Morning everyone was deliberately staying off for a few days as felt I was moaning too much.
I have started on HRT and I have lost my appetite completely! This is a good thing as I could do with losing 1-2 stones and if it does nothing else, makes me feel a bit happier.
Non conclusive hospital visit on Wednesday. Consultant looked bemused that DM was back - well I didn’t set the appointment up did I? - and the CT scan showed nothing. I did my own googling afterwards and discovered that CT scans often don’t show if the patient has had a series of mini strokes, so it would have been nice if consultant had shared that information. He suggested that maybe DM could do daily exercises and seemed surprised I didn’t live with her. He then asked if I had siblings or anyone else who could help, to which he got a flat No. We mutually agreed that DM didn’t need to see him again.

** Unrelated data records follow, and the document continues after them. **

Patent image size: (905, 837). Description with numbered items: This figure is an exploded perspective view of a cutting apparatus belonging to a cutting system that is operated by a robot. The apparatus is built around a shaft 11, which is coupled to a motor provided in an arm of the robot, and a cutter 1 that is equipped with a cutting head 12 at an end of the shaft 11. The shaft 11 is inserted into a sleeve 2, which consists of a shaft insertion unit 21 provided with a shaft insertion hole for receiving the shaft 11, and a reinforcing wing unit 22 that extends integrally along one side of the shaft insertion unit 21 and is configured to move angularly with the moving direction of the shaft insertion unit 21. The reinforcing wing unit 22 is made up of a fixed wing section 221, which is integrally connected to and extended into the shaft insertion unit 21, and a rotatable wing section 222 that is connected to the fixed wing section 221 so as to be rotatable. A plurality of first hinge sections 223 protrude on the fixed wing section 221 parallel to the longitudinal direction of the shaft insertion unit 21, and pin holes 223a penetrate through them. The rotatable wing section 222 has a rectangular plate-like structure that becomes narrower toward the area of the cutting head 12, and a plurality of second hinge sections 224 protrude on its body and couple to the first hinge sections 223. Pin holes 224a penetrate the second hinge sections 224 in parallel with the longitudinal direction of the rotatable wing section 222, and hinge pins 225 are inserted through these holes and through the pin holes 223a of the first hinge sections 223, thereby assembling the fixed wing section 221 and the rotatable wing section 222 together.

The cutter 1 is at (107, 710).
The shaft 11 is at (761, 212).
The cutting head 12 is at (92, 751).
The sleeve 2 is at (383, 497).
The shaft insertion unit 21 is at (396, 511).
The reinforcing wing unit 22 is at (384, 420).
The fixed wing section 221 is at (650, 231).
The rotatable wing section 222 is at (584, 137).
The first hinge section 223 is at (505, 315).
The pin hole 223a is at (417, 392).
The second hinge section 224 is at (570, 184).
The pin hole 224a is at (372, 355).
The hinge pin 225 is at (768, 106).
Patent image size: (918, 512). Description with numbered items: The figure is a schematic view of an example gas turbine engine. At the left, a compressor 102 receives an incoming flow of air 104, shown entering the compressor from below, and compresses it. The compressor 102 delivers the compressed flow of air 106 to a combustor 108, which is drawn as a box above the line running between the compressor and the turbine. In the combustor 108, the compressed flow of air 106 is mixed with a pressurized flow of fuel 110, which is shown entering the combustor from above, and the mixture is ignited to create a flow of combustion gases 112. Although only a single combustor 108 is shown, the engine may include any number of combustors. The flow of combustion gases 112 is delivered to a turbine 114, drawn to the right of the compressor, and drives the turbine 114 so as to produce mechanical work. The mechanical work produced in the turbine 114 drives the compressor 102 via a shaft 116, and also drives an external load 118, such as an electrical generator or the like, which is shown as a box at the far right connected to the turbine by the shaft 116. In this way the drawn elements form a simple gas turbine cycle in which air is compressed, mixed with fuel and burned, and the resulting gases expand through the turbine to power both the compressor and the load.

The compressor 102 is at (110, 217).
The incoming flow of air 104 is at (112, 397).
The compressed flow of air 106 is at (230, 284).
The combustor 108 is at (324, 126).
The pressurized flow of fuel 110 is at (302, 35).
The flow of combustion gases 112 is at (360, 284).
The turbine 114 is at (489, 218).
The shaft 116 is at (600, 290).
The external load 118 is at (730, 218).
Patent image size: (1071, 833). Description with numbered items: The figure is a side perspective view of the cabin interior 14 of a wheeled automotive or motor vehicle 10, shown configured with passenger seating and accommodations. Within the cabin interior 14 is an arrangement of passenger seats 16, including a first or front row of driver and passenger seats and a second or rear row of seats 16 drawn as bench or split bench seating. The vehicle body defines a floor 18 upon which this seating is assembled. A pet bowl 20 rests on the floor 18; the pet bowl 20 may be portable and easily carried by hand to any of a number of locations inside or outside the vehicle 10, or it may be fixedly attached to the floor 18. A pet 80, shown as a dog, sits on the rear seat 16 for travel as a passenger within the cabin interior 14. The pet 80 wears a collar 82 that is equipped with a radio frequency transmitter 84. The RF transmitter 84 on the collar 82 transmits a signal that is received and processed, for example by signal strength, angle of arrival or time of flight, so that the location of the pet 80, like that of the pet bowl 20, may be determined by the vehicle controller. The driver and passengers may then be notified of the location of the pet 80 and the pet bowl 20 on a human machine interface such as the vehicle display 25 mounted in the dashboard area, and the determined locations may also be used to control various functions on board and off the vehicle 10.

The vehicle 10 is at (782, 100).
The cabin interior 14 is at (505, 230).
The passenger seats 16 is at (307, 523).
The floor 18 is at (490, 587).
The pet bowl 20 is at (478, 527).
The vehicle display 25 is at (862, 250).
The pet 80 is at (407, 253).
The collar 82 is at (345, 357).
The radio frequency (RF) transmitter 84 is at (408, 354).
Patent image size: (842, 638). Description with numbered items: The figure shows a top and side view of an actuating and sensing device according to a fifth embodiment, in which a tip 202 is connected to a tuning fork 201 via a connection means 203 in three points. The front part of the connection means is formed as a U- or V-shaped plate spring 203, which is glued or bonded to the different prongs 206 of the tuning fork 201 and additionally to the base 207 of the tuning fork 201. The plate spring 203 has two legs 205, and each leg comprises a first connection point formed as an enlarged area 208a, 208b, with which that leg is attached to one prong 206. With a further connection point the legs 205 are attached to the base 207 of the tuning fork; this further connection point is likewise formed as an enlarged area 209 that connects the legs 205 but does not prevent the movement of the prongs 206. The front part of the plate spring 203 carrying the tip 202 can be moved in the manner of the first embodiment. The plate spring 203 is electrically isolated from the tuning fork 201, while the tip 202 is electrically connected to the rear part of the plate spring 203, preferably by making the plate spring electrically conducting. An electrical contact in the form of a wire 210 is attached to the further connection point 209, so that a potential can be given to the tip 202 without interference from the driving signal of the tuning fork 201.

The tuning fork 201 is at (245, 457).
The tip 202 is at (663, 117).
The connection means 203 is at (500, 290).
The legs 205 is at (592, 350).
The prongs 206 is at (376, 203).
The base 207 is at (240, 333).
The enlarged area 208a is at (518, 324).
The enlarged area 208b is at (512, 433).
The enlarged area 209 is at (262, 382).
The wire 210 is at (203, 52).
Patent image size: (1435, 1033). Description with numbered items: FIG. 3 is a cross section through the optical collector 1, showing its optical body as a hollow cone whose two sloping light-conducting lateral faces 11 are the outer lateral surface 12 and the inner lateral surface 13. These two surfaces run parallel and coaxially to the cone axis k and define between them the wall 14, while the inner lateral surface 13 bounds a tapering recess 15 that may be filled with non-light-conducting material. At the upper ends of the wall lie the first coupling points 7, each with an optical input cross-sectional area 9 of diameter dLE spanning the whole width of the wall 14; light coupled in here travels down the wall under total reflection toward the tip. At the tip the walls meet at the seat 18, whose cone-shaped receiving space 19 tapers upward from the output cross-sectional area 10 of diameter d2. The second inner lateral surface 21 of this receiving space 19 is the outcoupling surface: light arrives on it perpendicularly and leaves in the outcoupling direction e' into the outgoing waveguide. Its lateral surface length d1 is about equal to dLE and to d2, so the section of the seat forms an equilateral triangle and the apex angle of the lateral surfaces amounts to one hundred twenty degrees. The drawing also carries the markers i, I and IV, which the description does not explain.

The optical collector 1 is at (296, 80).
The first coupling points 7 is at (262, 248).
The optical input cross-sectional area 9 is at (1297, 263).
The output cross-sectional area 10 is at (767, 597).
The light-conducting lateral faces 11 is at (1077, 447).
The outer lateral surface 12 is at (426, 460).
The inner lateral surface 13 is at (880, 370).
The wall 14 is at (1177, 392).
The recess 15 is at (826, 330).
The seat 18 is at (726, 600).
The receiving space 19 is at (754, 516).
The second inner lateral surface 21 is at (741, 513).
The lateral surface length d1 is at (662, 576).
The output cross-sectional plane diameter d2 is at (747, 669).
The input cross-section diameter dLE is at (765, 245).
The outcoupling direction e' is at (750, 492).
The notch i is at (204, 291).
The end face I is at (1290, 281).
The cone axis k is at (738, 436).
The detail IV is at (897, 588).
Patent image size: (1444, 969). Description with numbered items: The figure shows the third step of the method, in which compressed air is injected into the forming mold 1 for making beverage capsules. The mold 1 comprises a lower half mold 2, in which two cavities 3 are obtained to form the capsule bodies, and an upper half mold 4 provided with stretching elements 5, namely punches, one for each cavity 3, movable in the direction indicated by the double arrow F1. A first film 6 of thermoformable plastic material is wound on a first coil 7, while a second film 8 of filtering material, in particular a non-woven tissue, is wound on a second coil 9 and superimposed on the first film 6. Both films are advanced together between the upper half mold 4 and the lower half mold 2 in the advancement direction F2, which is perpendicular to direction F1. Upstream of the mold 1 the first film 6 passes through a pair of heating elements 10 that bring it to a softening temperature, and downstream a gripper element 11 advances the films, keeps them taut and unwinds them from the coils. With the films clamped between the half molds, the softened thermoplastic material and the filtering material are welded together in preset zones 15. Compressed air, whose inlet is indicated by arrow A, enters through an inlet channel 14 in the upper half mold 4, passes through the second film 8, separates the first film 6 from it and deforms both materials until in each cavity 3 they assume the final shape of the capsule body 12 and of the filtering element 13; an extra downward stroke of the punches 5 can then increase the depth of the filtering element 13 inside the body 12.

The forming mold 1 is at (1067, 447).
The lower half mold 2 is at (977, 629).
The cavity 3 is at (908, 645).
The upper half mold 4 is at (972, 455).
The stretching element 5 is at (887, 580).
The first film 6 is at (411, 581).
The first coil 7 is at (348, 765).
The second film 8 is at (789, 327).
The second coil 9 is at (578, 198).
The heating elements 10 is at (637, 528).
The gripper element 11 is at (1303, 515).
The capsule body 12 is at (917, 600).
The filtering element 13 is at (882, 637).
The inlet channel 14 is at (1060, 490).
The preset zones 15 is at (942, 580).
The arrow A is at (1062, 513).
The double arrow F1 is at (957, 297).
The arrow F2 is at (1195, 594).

Due to having to rebook the ambulance transport hastily DM was very late for the appointment. I may have ended up in tears with the lovely nurse as every tiny little thing sets me on edge, she gave me a nice cup of tea.
Thankfully flurry of appointments is over for now. DH and I should- fingers crossed- be going on holiday on Monday. I have vaguely mentioned it to DPs but DF will have forgotten and if I give DM details I suspect an anxiety attack, so I will not mention it on the phone and email DF on Monday ( he may or may not pick up his emails and he may or may not tell DM, frankly I don’t much care anymore).